After serving more than twenty years in prison, the hard work and diligence of the federal public defender’s office uncovered all of the evidence that was withheld by the prosecution and therefore violated Fred Steese’s right to a fair trial. In October of 2012, District Court Judge Elissa Cadish issued an Order Regarding Actual Innocence for the first time in the Eighth Judicial District. She declared publicly that Steese had not killed anyone. Although this was a huge win, it was only the first step. The state prosecutors coerced Steese into accepting the Alford plea as opposed to having his case appealed and retried a number of times by the DA’s office (a process that could last years). Instead, they would release him immediately. He could maintain his innocence while accepting the conviction, foregoing his rights to sue the government for wrongful imprisonment. It would also prevent the prosecution from owning up to their misdoings.
In February of 2013, Steese accepted that plea and was released without compensation. He struggled to survive, depending on the kindness of his lawyers who allowed him to wash and shave at their office and gave him money sporadically. Four years later, he was completely exonerated and pardoned in November of 2017 by the Nevada Supreme Court.
In the meantime, Kephart continually had several of his other convictions thrown out for improper and deliberate comments and conduct. It became so much of an issue that in 2001, a Nevada Supreme Court justice called Kephart out in a misconduct ruling, stating, “Now either he doesn’t want to learn, or he’s a very slow learner,” and “the district attorney’s office just continues to let him try major cases and give us these problems.”

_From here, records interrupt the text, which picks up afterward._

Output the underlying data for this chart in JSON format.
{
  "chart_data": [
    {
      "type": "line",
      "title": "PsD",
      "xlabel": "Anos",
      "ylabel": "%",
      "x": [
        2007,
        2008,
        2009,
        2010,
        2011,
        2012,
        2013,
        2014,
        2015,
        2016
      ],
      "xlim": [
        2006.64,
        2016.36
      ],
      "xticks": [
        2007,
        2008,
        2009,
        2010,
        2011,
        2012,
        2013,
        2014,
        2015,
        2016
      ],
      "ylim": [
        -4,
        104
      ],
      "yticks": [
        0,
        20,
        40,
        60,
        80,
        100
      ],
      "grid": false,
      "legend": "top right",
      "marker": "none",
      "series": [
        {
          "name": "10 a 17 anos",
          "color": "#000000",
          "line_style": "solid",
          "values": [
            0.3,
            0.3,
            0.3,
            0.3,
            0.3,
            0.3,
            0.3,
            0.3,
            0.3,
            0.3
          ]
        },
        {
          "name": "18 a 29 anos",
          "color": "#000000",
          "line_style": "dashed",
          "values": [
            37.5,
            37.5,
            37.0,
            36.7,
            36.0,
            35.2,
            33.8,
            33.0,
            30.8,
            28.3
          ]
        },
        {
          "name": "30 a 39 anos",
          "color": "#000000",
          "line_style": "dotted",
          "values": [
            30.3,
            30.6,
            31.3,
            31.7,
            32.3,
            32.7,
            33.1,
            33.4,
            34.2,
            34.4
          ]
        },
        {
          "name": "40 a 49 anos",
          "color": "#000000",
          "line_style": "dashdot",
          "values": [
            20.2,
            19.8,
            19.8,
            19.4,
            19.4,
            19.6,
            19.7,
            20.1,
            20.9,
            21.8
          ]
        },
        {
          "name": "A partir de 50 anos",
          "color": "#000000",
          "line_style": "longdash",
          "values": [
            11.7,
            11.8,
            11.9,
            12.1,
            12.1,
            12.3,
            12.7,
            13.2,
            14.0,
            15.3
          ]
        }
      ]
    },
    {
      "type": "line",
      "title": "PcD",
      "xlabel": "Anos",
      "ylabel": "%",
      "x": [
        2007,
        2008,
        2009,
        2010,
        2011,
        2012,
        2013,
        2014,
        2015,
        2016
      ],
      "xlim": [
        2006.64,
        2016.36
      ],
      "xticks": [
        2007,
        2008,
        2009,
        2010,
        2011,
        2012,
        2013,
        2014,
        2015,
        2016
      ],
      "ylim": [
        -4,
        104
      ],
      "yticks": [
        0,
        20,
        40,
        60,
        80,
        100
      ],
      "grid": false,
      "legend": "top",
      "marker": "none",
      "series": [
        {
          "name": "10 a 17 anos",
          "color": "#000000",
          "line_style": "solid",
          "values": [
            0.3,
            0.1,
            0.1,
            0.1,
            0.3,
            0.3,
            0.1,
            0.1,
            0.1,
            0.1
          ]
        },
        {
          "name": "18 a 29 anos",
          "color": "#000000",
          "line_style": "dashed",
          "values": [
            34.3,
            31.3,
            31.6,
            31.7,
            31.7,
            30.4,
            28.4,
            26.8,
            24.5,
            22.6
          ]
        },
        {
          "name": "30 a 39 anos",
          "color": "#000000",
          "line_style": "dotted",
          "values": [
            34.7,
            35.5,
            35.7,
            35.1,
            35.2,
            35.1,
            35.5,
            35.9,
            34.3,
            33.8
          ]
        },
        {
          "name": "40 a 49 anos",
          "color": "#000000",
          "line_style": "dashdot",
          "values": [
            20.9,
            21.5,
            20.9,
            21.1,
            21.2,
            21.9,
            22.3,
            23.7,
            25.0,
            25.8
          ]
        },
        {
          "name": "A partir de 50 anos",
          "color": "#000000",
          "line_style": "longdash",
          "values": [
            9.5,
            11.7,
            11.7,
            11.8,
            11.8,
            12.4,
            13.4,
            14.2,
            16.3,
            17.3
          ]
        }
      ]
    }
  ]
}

But this story isn’t over. Just last year, Assembly Bill 267 was successfully passed. This new legislation made Nevada the strongest state in compensating exonerees who had been found innocent after a wrongful imprisonment. One of the key advocates for the proposal of the new bill was none other than Kaitlyn Herndon, Douglas Herndon’s daughter, who began researching the state’s inadequate policies without knowing her father’s involvement in the Fred Steese case. He testified in support of the bill before state lawmakers, admitting his part in convicting an innocent man.
Now, both William Kephart and his former colleague Douglas Herndon are running in the upcoming judicial election.
William Kephart is running for District Court Judge, Department 19 opposite Fikisha Miller, a dedicated public defender.
Douglas Herndon is running against Assemblyman Ozzie Fumo, who currently represents District 21, for Nevada Supreme Court Justice.
“All too often when we see injustice, we think that it is terrible, but we do nothing or we say nothing. We remain silent and that is consent for injustice to remain. William Kephart will remain on the bench unless the voters speak truth to power. Right this wrong with your vote,” Judicial candidate Fikisha Miller states emphatically. She continues, “Evil is bad sold as good, wrong sold as right, and injustice sold as justice. We now know the truth of Fred Steese’s innocence and the wrongness of Kephart’s actions. I am only asking for the good people of Clark County to do what is right. Just right this wrong.”